As any code that runs with the same privileges as your web
server, there are some dangers you should be aware of and
some considerations that should be made.
In the previous sections, you have seen you can use
mod-xslt2 variables to build up hrefs to be used as the
url of the xslt to be used.
Keep in mind, however, that GET and HEADER variables
were given to you by the browser and that their values
cannot be trusted.
As an example, you could specify something like:
<modxslt-stylesheet ... href="/data/xslt/$GET[lang].xsl" ...
But what happens here if ``$GET[lang]'' contains characters
like ``../../../etc/passwd''? Using client specified variables
without any sort of validaiton is a BAD idea. Remember that
mod-xslt will run with the same privileges as your web server.
Unless you have very good reasons to do so, I would suggest
you to always use ``local://'' or ``http://'' urls when you
need to make use of untrusted variables, and specify those
variables as arguments to cgi or php scripts, which, in turn,
may verify the genuinity of untrusted variables. The
example above, could be made more ``security aware'' by
using something like:
Another solution would be to use one single stylesheet, and
verify from there the validity of variables by using standard
``xsl:...'' constructs and act accordingly.
Ok, let's say you have a .xml file that needs a .xsl file
to be fetched from a remote url in order to be correctly parsed.
Let's say you are using apache and that a browser issues
a request to get the content of that file. Now, apache would
receive the request, mod-xslt2 would be called to handle
that request and a connection be open to fetch the remote
stylesheet. Now, beshide the risks involved with letting your
customers upload ``static'' pages able to force your apache
to make outgoing connections, if, for any reason, that connection
comes back to your site, your apache is at risk: if we set
up apache to handle at most 100 requests at a time
(100 children) and we get 100 requests for that page
at the same time, mod-xslt2
will not be able to connect to the remote host to fetch
the stylesheet (no more children available), and will
wait for an apache child to become available. However,
no apache child will become available until at least
one mod-xslt2 is done, and no mod-xslt2 will be done until
at least one child becomes available or the tcp connection
expires (after a long time).
Thus, by having .xml files that use .xsl stylesheet through
http urls that in a way or another point back to the
same apache server, we are at risk.
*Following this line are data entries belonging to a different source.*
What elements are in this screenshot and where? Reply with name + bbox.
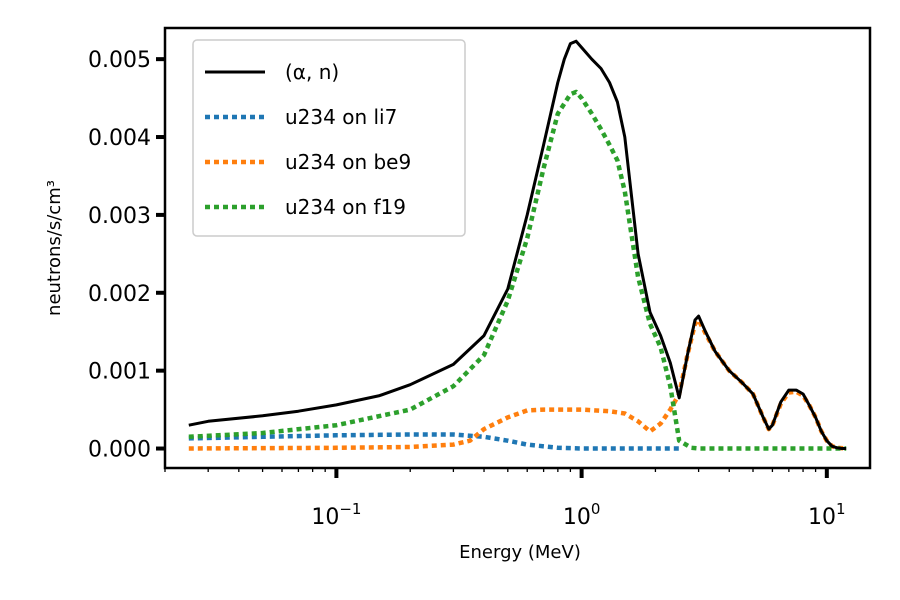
x-tick-label: 100: [563, 500, 601, 530]
series-line-3: [188, 89, 847, 451]
plot-frame: [163, 26, 872, 470]
series-line-1: [188, 432, 680, 451]
plot-area: [188, 39, 847, 451]
y-tick-label: 0.001: [88, 360, 151, 385]
legend-label-3: u234 on f19: [285, 195, 406, 219]
x-tick-label: 101: [808, 500, 846, 530]
legend-label-1: u234 on li7: [285, 105, 397, 129]
y-tick-label: 0.005: [88, 48, 151, 73]
legend-label-0: (α, n): [285, 60, 339, 84]
y-tick-label: 0.003: [88, 204, 151, 229]
series-line-2: [188, 317, 847, 451]
x-tick-label: 10−1: [311, 500, 361, 530]
legend-label-2: u234 on be9: [285, 150, 411, 174]
y-tick-label: 0.004: [88, 126, 151, 151]
y-axis-label: neutrons/s/cm³: [44, 180, 65, 316]
x-axis-label: Energy (MeV): [459, 542, 581, 563]
axes: 0.000 0.001 0.002 0.003 0.004 0.005 10−1 100 101: [88, 48, 846, 530]
legend-frame: [192, 39, 466, 237]
series-line-0: [188, 39, 847, 450]
legend: (α, n) u234 on li7 u234 on be9 u234 on f19: [192, 39, 466, 237]
y-tick-label: 0.002: [88, 282, 151, 307]
y-tick-label: 0.000: [88, 438, 151, 463]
Somebody could easily
DoS us by simply running something like:
``while :; do wget http://remote.url/file.xml & done;''
Most of the other apache modules (not limited to .xml parsing
modules) out there on the internet simply don't worry about this
kind of problem.
However, mod-xslt tries as hard as it can to avoid
this kind of deadlock: any local:// request is handled
using a sub request, which doesn't use any other apache
process, exactly like http:// connections that resolve to
any of the addresses you set up apache to listen on.
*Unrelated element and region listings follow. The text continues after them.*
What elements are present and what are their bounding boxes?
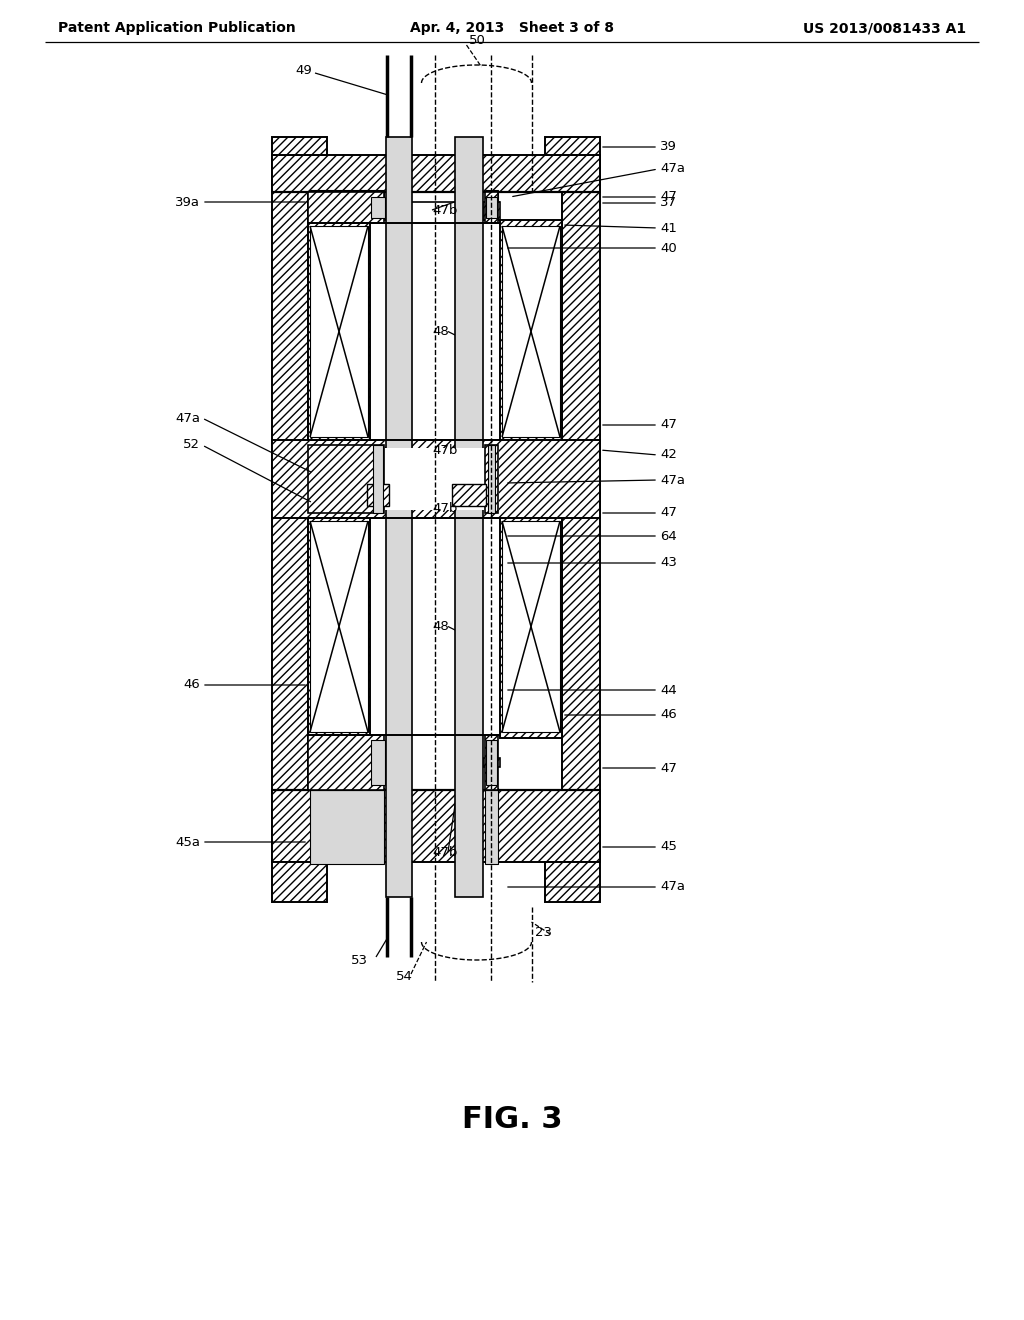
Text: 47: 47 [660, 190, 677, 203]
Text: US 2013/0081433 A1: US 2013/0081433 A1 [803, 21, 966, 36]
Bar [308, 735, 384, 789]
Text: 47a: 47a [175, 412, 200, 425]
Bar [272, 789, 600, 862]
Text: 43: 43 [660, 557, 677, 569]
Text: 47b: 47b [432, 846, 458, 858]
Bar [272, 154, 600, 191]
Bar [545, 862, 600, 902]
Bar [562, 154, 600, 862]
Text: 45: 45 [660, 841, 677, 854]
Text: 53: 53 [351, 953, 368, 966]
Text: 52: 52 [183, 438, 200, 451]
Bar [488, 445, 495, 513]
Text: 47a: 47a [660, 162, 685, 176]
Text: 50: 50 [469, 33, 485, 46]
Bar [485, 445, 498, 513]
Bar [485, 735, 498, 789]
Text: 39: 39 [660, 140, 677, 153]
Bar [545, 137, 600, 154]
Bar [452, 484, 486, 506]
Text: 47: 47 [660, 418, 677, 432]
Text: 42: 42 [660, 449, 677, 462]
Bar [483, 202, 500, 220]
Text: 47: 47 [660, 762, 677, 775]
Text: 47a: 47a [660, 880, 685, 894]
Bar [308, 191, 384, 223]
Bar [373, 445, 383, 513]
Text: FIG. 3: FIG. 3 [462, 1106, 562, 1134]
Bar [485, 191, 498, 223]
Bar [367, 484, 389, 506]
Bar [272, 440, 600, 517]
Bar [486, 197, 497, 218]
Text: 44: 44 [660, 684, 677, 697]
Bar [310, 521, 368, 733]
Bar [272, 137, 327, 154]
Text: 46: 46 [660, 709, 677, 722]
Text: 48: 48 [432, 620, 449, 634]
Bar [371, 197, 385, 218]
Bar [308, 220, 370, 738]
Text: 64: 64 [660, 529, 677, 543]
Text: 47: 47 [660, 507, 677, 520]
Bar [272, 862, 327, 902]
Text: 40: 40 [660, 242, 677, 255]
Text: 47b: 47b [432, 203, 458, 216]
Bar [483, 758, 500, 767]
Text: 41: 41 [660, 222, 677, 235]
Bar [310, 788, 384, 865]
Text: 47b: 47b [432, 502, 458, 515]
Text: 39a: 39a [175, 195, 200, 209]
Text: 54: 54 [396, 970, 413, 983]
Text: 45a: 45a [175, 836, 200, 849]
Bar [308, 758, 386, 767]
Bar [310, 190, 384, 205]
Text: 47b: 47b [432, 444, 458, 457]
Bar [272, 154, 308, 862]
Text: 49: 49 [295, 63, 312, 77]
Bar [485, 788, 498, 865]
Text: 23: 23 [535, 925, 552, 939]
Text: 46: 46 [183, 678, 200, 692]
Bar [502, 226, 560, 437]
Bar [310, 226, 368, 437]
Text: Apr. 4, 2013   Sheet 3 of 8: Apr. 4, 2013 Sheet 3 of 8 [410, 21, 614, 36]
Bar [502, 521, 560, 733]
Text: 48: 48 [432, 325, 449, 338]
Text: 37: 37 [660, 197, 677, 210]
Bar [371, 741, 385, 785]
Bar [500, 220, 562, 738]
Bar [308, 202, 386, 220]
Bar [309, 447, 499, 510]
Bar [486, 741, 497, 785]
Text: Patent Application Publication: Patent Application Publication [58, 21, 296, 36]
Bar [455, 137, 483, 898]
Bar [386, 137, 412, 898]
Text: 47a: 47a [660, 474, 685, 487]
Bar [308, 445, 384, 513]
Bar [485, 190, 498, 205]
Beware, however, that if you have NAT boxes or redirectors, mod-xslt2
will not be able to distinguish between local and
remote urls and won't be able to avoid this kind of deadlock.
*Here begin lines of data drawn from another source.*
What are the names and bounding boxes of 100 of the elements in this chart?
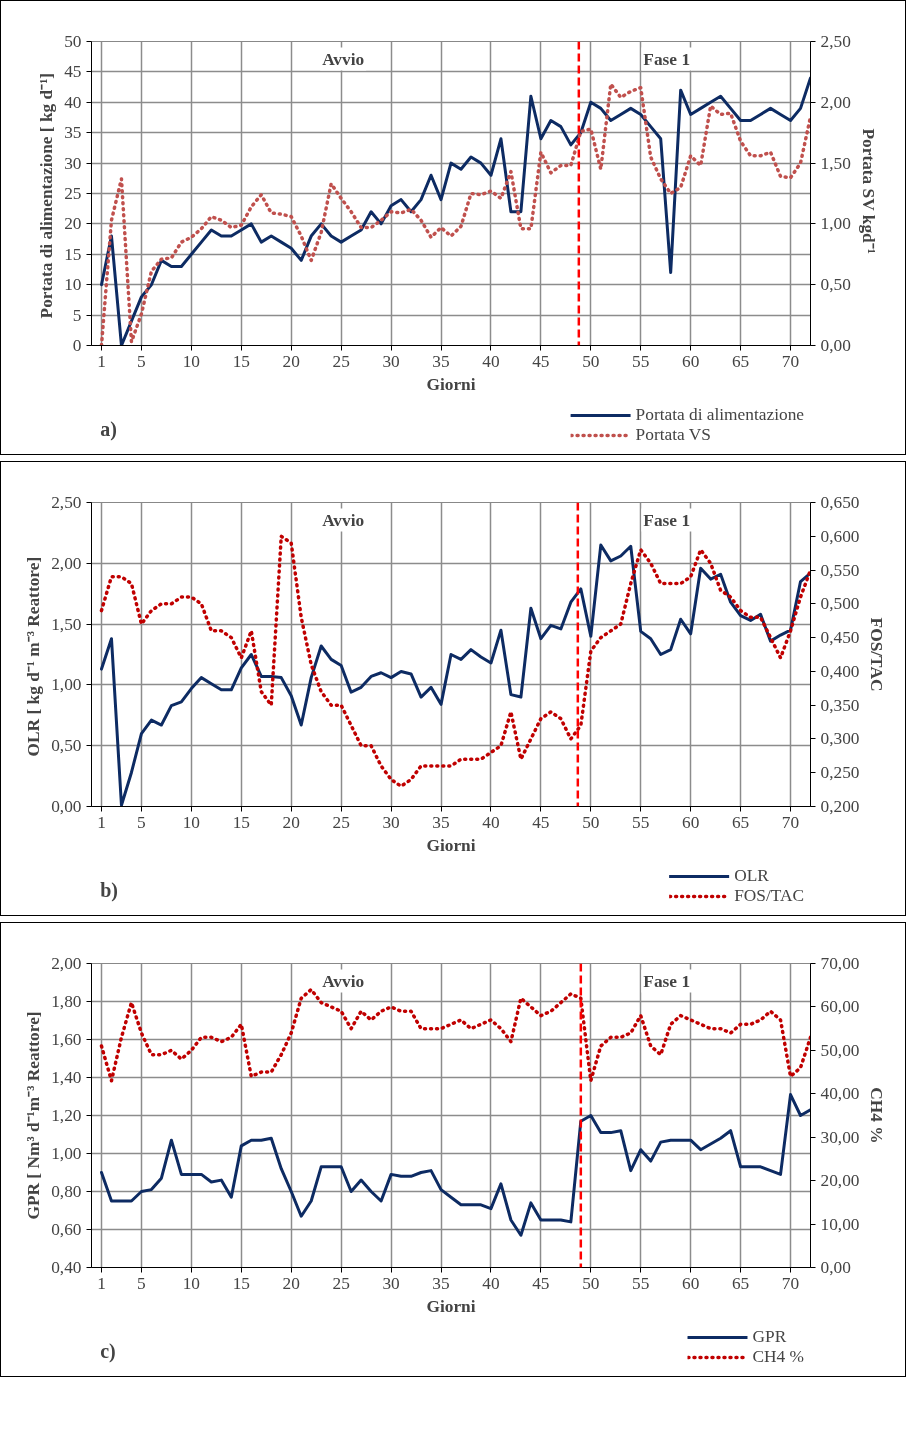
y-tick-label: 0,80 bbox=[51, 1182, 82, 1201]
x-axis-title: Giorni bbox=[426, 835, 476, 855]
y-tick-label: 1,00 bbox=[51, 675, 82, 695]
y-tick-label: 1,00 bbox=[51, 1144, 82, 1163]
x-tick-label: 70 bbox=[781, 812, 800, 832]
x-tick-label: 30 bbox=[382, 1273, 400, 1293]
annotation: Avvio bbox=[322, 510, 365, 530]
y2-tick-label: 0,50 bbox=[820, 275, 851, 295]
x-tick-label: 50 bbox=[582, 1273, 600, 1293]
x-tick-label: 1 bbox=[97, 1273, 106, 1293]
text: b) bbox=[100, 879, 118, 902]
y-tick-label: 15 bbox=[64, 244, 82, 264]
y2-tick-label: 20,00 bbox=[820, 1171, 860, 1191]
x-tick-label: 40 bbox=[482, 812, 500, 832]
x-tick-label: 20 bbox=[282, 351, 300, 371]
y2-tick-label: 0,00 bbox=[820, 1258, 851, 1277]
y-tick-label: 20 bbox=[64, 214, 82, 234]
x-tick-label: 60 bbox=[682, 1273, 700, 1293]
legend-label: Portata VS bbox=[635, 425, 711, 445]
y-tick-label: 1,20 bbox=[51, 1106, 82, 1125]
y2-tick-label: 0,450 bbox=[820, 628, 860, 648]
y-axis-title: Portata di alimentazione [ kg d⁻¹] bbox=[37, 72, 57, 319]
y2-tick-label: 0,600 bbox=[820, 526, 860, 546]
x-tick-label: 15 bbox=[232, 812, 250, 832]
x-tick-label: 30 bbox=[382, 812, 400, 832]
annotation: Fase 1 bbox=[643, 510, 691, 530]
y-axis-title: OLR [ kg d⁻¹ m⁻³ Reattore] bbox=[24, 556, 44, 757]
line-series bbox=[99, 1093, 811, 1237]
x-tick-label: 40 bbox=[482, 1273, 500, 1293]
y-tick-label: 10 bbox=[64, 275, 82, 295]
y-tick-label: 45 bbox=[64, 62, 82, 82]
y-tick-label: 30 bbox=[64, 153, 82, 173]
x-tick-label: 1 bbox=[97, 351, 106, 371]
y-tick-label: 5 bbox=[72, 305, 82, 325]
text: a) bbox=[100, 418, 117, 441]
legend-label: FOS/TAC bbox=[734, 886, 804, 906]
x-tick-label: 10 bbox=[182, 1273, 201, 1293]
x-tick-label: 45 bbox=[532, 812, 550, 832]
x-tick-label: 45 bbox=[532, 1273, 550, 1293]
y2-tick-label: 2,50 bbox=[820, 32, 851, 51]
y-tick-label: 0,50 bbox=[51, 736, 82, 756]
y2-axis-title: Portata SV kgd⁻¹ bbox=[858, 128, 878, 254]
y-tick-label: 50 bbox=[64, 32, 82, 51]
y-tick-label: 2,00 bbox=[51, 954, 82, 973]
x-tick-label: 65 bbox=[731, 1273, 750, 1293]
y-tick-label: 0,60 bbox=[51, 1220, 82, 1239]
x-tick-label: 35 bbox=[432, 1273, 450, 1293]
y-tick-label: 40 bbox=[64, 92, 82, 112]
x-tick-label: 50 bbox=[582, 351, 600, 371]
x-tick-label: 1 bbox=[97, 812, 106, 832]
y2-tick-label: 70,00 bbox=[820, 954, 860, 973]
x-tick-label: 5 bbox=[137, 1273, 146, 1293]
y-tick-label: 1,60 bbox=[51, 1030, 82, 1049]
x-tick-label: 40 bbox=[482, 351, 500, 371]
x-tick-label: 15 bbox=[232, 1273, 250, 1293]
y2-tick-label: 1,50 bbox=[820, 153, 851, 173]
y2-tick-label: 50,00 bbox=[820, 1040, 860, 1060]
y2-tick-label: 0,300 bbox=[820, 729, 860, 749]
x-axis-title: Giorni bbox=[426, 374, 476, 394]
x-axis-title: Giorni bbox=[426, 1296, 476, 1316]
x-tick-label: 15 bbox=[232, 351, 250, 371]
x-tick-label: 60 bbox=[682, 812, 700, 832]
legend-label: Portata di alimentazione bbox=[635, 405, 804, 425]
y2-tick-label: 30,00 bbox=[820, 1127, 860, 1147]
x-tick-label: 5 bbox=[137, 812, 146, 832]
x-tick-label: 5 bbox=[137, 351, 146, 371]
y-axis-title: GPR [ Nm³ d⁻¹m⁻³ Reattore] bbox=[24, 1011, 44, 1220]
x-tick-label: 25 bbox=[332, 812, 350, 832]
y2-tick-label: 2,00 bbox=[820, 92, 851, 112]
annotation: Avvio bbox=[322, 971, 365, 991]
x-tick-label: 55 bbox=[632, 351, 650, 371]
x-tick-label: 25 bbox=[332, 351, 350, 371]
legend-label: GPR bbox=[752, 1327, 787, 1347]
y2-tick-label: 0,00 bbox=[820, 336, 851, 355]
annotation: Fase 1 bbox=[643, 49, 691, 69]
x-tick-label: 10 bbox=[182, 351, 201, 371]
y2-tick-label: 60,00 bbox=[820, 997, 860, 1017]
x-tick-label: 50 bbox=[582, 812, 600, 832]
x-tick-label: 20 bbox=[282, 1273, 300, 1293]
x-tick-label: 55 bbox=[632, 812, 650, 832]
y2-tick-label: 10,00 bbox=[820, 1214, 860, 1234]
line-series bbox=[99, 987, 811, 1083]
y-tick-label: 25 bbox=[64, 184, 82, 203]
x-tick-label: 55 bbox=[632, 1273, 650, 1293]
y2-tick-label: 40,00 bbox=[820, 1084, 860, 1104]
y-tick-label: 0,40 bbox=[51, 1258, 82, 1277]
x-tick-label: 70 bbox=[781, 351, 800, 371]
legend-label: OLR bbox=[734, 866, 769, 886]
y2-tick-label: 0,400 bbox=[820, 661, 860, 681]
x-tick-label: 65 bbox=[731, 812, 750, 832]
x-tick-label: 30 bbox=[382, 351, 400, 371]
x-tick-label: 20 bbox=[282, 812, 300, 832]
y-tick-label: 1,80 bbox=[51, 992, 82, 1011]
y-tick-label: 1,40 bbox=[51, 1068, 82, 1087]
annotation: Avvio bbox=[322, 49, 365, 69]
y2-tick-label: 1,00 bbox=[820, 214, 851, 234]
y-tick-label: 2,00 bbox=[51, 553, 82, 573]
y2-tick-label: 0,200 bbox=[820, 797, 860, 816]
y2-tick-label: 0,250 bbox=[820, 763, 860, 783]
x-tick-label: 60 bbox=[682, 351, 700, 371]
Keep also in mind that if mod-xslt2 does not know
the ip addresses your server is listening on, it won't
be able to help you out neither. So, your OS must
support the IOCTL needed to get all the ip addresses
it is listening on or you must explicitly list them
in the apache ``Listen'' directive (instead of using ``*'').
Experimental code to autodetect this sort of condition
is under testing, but it may introduce security risks.
If you want to know more about it, please contact
one of the authors.
If I were you, I'd also try to avoid as much as possible
using variables when indicating path for:
or, at least, I'd try to explicitly specify the url scheme
to be used. For example, if I'd really need to do something
<?modxslt-stylesheet ... href="$GET[theme].xsl" ... ?>
I'd change ``$GET[theme].xsl'' either in ``file://$GET[theme].xsl'',
``http://hostname/dir/$GET[theme].xsl'' or ``local:///path/$GET[theme].xsl''.
The first one in facts is quite dangerous:
an attacker could use your server for a DoS againsta somebody
else (by specifying the http:// url of somebody else)
could specify urls to gather data about remote hosts
could specify urls to very big files and make lot of requests
and make you eat up all your bandwidth
By always specifying the url scheme and host explicitly, we would limitate
the range of action of an attacker significantly.
This is just another issue about using untrusted variables.